Hypnotism is possibly a pseudoscience. Mass hypnosis has been
relegated to the realm of conspiracy theory kooks. Mind control is
the content of science fiction and for anyone smarter than one of
Pavlov’s drooling dogs it is not hard to see that it is an
oversimplification, a term used to describe the practices and beliefs
of people who differ radically from your own point of view. It
is too complicated for some to grasp the idea that Asian or Russian
people are different from Americans because we live in geographically
distinct regions of the world. We grow up in different cultures,
speak different languages, and are the products of different
histories. When
Chinese or Korean communists give evasive answers to questions, speak
indirectly, drop hints, or use face-saving behavior, it is not
because they are sneaky or dishonest; it is because those are
ordinary communication styles for Asian people and other cultures
that are defined as “high-context” by sociologists. This
reality is too complex for many people to understand so it is easier
to say they have been brainwashed and leave it at that. Then again,
there are times when most humans do seem to be little more than
trained animals.
Edward
Hunter’s Brainwashing
is
a work of propaganda. The Chinese communists are always ugly,
vicious, and
tricky
but never smart enough to see that the morally upright Americans are
always outwitting them. Stereotyping, demonizing, and vilifying the
enemy is a common propaganda technique, one that is abundant in the
pages of this book. At one point the author address the moral
conflict some soldiers might feel about lying to their interrogators
to protect American military information. He says it is morally
acceptable because deceit is a necessary part of war. He
deliberately neglects to mention that the authorities’ deceit of
the people on their own side is a part of that equation. Do not make
the mistake of thinking that the leaders of your own country are more
righteous than the leaders of any other country because the are not.

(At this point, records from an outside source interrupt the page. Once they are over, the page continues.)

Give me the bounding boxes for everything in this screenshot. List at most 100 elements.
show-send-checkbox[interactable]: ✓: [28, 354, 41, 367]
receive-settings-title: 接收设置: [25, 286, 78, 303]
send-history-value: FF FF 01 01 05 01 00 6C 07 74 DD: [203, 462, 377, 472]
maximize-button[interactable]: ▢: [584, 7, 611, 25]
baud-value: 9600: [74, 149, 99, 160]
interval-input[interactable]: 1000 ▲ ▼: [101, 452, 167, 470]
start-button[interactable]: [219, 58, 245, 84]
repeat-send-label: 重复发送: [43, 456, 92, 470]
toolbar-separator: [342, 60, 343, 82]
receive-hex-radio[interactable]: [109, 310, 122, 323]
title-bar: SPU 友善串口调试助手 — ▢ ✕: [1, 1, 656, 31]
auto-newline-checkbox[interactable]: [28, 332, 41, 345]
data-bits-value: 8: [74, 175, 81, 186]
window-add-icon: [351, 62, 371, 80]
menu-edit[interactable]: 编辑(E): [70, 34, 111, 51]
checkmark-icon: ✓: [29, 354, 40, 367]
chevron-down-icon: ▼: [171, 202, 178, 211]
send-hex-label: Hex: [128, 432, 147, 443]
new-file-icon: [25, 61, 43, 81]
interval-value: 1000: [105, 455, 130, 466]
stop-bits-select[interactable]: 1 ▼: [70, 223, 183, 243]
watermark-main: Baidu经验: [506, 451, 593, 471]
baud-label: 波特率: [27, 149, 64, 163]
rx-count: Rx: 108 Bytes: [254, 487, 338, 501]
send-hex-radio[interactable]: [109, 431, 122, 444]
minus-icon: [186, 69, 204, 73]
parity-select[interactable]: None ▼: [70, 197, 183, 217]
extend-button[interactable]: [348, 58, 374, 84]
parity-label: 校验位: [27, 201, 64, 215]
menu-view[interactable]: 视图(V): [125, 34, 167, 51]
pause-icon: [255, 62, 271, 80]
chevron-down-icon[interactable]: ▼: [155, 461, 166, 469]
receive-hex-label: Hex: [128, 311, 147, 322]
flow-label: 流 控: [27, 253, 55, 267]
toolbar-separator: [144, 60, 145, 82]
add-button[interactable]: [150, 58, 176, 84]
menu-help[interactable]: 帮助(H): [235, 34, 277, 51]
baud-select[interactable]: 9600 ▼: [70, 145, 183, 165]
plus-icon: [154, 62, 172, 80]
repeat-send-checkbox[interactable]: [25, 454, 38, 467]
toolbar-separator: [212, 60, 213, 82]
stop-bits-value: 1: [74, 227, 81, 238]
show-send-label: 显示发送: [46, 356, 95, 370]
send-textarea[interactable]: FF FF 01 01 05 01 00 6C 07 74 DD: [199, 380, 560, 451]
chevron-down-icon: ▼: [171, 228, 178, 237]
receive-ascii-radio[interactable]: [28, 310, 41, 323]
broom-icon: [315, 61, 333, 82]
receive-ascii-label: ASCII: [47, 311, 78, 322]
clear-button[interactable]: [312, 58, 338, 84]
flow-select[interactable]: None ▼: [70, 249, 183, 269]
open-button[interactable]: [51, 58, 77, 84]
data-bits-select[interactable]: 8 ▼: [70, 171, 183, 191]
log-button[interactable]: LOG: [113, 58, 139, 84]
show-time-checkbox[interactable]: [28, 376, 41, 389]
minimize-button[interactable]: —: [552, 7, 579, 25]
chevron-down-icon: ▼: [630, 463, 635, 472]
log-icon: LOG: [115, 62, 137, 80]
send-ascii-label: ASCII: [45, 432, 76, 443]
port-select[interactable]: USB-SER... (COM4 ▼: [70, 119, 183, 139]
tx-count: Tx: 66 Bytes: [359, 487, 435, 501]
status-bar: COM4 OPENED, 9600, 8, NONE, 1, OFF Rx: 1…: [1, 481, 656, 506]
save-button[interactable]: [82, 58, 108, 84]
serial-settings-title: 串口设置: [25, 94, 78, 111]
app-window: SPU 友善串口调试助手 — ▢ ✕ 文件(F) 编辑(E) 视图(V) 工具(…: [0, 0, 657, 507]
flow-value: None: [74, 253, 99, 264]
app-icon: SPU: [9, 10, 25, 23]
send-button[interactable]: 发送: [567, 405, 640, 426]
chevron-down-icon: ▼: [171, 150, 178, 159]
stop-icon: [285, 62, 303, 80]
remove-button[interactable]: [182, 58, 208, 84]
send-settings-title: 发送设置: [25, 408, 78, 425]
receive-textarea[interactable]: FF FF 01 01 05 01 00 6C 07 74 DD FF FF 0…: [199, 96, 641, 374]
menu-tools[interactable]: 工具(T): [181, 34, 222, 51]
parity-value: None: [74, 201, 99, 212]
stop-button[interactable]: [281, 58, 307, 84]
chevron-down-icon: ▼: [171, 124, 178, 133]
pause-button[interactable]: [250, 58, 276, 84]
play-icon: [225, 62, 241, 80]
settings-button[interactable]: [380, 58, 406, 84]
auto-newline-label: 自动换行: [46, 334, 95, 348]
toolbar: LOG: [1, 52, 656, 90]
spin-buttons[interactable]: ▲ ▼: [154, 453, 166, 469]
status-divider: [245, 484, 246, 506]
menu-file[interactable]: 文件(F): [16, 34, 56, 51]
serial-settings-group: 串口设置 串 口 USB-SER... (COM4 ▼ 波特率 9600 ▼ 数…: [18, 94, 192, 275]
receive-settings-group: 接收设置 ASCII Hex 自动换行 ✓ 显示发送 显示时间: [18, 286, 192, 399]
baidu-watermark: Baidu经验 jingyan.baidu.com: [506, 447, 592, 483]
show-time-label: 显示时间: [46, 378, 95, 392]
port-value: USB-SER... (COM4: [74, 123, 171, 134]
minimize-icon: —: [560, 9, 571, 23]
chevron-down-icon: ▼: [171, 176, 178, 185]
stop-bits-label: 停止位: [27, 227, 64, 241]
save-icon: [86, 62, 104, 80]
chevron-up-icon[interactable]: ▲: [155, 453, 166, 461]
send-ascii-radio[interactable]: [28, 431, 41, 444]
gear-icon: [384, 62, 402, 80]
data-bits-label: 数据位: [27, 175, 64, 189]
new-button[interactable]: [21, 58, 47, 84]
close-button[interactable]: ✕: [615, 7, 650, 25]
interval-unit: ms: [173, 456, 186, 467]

The style may be different but the result is the same. You can choose
to be a dupe for communists or you can choose to be a dupe for
capitalists but either way you are nothing more than a dupe in the
end.
Brainwashing
is,
however, an interesting sample of Cold War propaganda. It
is also an interesting window into the mindset of the American
government. You can use it to familiarize yourself with propaganda
techniques and be all the wiser in the end. Poke holes in Hunter’s
flimsy theories and watch this house of cards collapse.
Hunter, Edward. Brainwashing. Pyramid Books, New York: 1956.